The HRIS is still in the early stages of implementation, with limited data being provided. Nevertheless, the provision of reliable information has already led to an increase in the perceived credibility of the HR function, allowing it to take on a more advisory role. Brett Terry, head of employee services at CRUK, explains that the information "reinforces HR's credibility through ensuring transparency and consistency". Members of the HR team can now take information with them into discussions with managers, and are able to provide remedies to problems as they have the necessary information at hand. "HRIS visibly connects HR to the business and allows it to act as a strategic partner that can make a greater impact on the organisation," says Terry.

Aside from giving HR increased credibility, the new technology systems have also started to affect the roles of individuals working in the function. With less time spent on administration, the resourcing team has more time to be proactive and take greater responsibility for vacancies. Essentially, its role has shifted to one that is more customer focused, as the team is spending an increasing amount of time interacting with managers. Even individuals whose jobs may have been made redundant by the new technology have benefited – former data-entry staff are now responsible for producing information for management and acting as systems administrators, a far more senior and rewarding role.

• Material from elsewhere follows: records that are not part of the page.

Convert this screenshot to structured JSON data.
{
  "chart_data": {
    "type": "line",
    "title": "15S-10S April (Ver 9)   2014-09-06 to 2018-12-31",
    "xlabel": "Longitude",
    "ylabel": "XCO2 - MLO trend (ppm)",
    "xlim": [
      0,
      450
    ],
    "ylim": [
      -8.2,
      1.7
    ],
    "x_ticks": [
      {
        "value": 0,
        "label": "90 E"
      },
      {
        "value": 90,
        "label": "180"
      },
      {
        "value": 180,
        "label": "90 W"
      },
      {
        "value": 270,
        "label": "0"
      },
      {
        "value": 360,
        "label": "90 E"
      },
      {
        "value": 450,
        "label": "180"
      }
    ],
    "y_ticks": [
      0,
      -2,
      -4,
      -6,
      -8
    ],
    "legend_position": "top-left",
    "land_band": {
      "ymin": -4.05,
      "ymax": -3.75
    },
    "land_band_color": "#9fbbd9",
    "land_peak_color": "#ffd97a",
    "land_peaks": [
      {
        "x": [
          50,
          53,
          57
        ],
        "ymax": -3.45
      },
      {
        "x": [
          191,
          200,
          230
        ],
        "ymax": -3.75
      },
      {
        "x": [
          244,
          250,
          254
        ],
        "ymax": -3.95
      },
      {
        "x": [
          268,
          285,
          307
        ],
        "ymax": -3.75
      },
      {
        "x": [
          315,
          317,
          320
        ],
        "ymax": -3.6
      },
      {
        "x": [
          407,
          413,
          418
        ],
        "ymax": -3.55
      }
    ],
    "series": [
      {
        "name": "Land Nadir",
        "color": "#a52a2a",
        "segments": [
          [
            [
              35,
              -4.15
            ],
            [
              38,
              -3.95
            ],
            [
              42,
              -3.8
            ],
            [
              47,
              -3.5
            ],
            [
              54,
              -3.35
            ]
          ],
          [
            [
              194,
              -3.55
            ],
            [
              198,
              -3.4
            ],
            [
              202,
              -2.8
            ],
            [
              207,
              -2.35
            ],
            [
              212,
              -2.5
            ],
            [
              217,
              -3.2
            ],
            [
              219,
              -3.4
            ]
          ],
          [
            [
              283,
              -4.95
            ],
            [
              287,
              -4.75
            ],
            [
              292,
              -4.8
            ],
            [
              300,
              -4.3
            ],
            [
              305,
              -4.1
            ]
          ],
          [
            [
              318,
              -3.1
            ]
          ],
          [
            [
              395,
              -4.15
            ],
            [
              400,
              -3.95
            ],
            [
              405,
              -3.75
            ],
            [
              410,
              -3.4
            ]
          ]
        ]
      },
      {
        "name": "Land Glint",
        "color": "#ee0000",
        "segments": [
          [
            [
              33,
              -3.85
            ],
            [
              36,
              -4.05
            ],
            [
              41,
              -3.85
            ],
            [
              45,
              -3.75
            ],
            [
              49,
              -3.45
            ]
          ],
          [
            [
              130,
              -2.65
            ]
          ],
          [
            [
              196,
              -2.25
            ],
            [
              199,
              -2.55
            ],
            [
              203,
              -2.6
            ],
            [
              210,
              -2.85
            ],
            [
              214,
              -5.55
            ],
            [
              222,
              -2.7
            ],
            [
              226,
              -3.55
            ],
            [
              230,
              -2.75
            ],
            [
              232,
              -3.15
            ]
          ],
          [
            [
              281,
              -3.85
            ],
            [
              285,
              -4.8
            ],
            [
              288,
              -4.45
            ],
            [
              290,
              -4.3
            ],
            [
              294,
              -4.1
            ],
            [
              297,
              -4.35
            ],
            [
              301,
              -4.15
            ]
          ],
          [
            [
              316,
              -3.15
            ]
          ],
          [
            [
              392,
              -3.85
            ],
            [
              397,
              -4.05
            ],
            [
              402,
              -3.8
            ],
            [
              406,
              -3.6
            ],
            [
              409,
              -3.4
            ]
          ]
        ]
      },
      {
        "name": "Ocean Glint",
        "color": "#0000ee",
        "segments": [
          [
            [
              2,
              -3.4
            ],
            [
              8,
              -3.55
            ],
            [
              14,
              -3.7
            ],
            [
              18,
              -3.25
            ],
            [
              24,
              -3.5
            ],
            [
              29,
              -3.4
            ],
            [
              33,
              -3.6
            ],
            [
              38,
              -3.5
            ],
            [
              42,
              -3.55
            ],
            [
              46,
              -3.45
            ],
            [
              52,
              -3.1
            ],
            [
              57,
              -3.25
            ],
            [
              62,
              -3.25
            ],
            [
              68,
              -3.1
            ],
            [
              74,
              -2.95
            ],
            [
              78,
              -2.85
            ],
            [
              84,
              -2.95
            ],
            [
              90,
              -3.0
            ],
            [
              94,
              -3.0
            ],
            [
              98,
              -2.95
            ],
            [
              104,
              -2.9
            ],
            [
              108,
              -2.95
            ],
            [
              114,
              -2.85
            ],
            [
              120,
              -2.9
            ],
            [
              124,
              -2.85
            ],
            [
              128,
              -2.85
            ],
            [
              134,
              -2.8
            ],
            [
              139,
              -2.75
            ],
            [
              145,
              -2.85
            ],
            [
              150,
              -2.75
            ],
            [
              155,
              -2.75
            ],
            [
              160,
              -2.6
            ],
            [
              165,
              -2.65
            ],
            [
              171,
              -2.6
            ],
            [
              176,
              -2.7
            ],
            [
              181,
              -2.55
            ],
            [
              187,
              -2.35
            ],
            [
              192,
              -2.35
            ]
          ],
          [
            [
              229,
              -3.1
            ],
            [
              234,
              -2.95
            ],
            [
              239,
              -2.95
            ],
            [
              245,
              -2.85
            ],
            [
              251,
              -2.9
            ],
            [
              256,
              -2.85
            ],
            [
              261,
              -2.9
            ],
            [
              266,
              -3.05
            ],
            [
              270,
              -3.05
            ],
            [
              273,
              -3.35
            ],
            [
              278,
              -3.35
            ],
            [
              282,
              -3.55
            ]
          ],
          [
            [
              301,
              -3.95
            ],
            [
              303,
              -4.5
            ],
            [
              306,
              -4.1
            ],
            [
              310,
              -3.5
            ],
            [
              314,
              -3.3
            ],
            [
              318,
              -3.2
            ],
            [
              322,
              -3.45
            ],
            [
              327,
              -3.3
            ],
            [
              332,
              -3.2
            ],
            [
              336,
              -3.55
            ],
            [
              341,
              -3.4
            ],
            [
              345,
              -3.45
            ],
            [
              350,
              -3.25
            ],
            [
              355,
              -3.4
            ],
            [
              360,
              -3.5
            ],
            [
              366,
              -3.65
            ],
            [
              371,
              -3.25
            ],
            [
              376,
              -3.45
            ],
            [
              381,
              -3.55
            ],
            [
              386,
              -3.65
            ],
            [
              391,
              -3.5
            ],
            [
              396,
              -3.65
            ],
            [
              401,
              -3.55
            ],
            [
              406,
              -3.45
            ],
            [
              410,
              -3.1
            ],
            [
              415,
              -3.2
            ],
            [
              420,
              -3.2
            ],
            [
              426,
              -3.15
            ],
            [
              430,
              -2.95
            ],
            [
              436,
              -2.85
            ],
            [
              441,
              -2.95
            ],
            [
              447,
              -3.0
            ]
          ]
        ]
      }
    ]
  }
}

So while the organisation is still in the early stages of its introduction of technology, the benefits are already obvious. Not only are HR processes faster, more accurate and more efficient, but the administrative burden on the HR team has been reduced and credible HR data can be produced. As yet, this shift is relatively minor, with most of the HR role remaining the same, but as the use of technology develops, HR practitioners may learn to use both their time and the information produced in a more strategic manner, moving closer to achieving the ultimate goal of becoming a fully functioning business partner.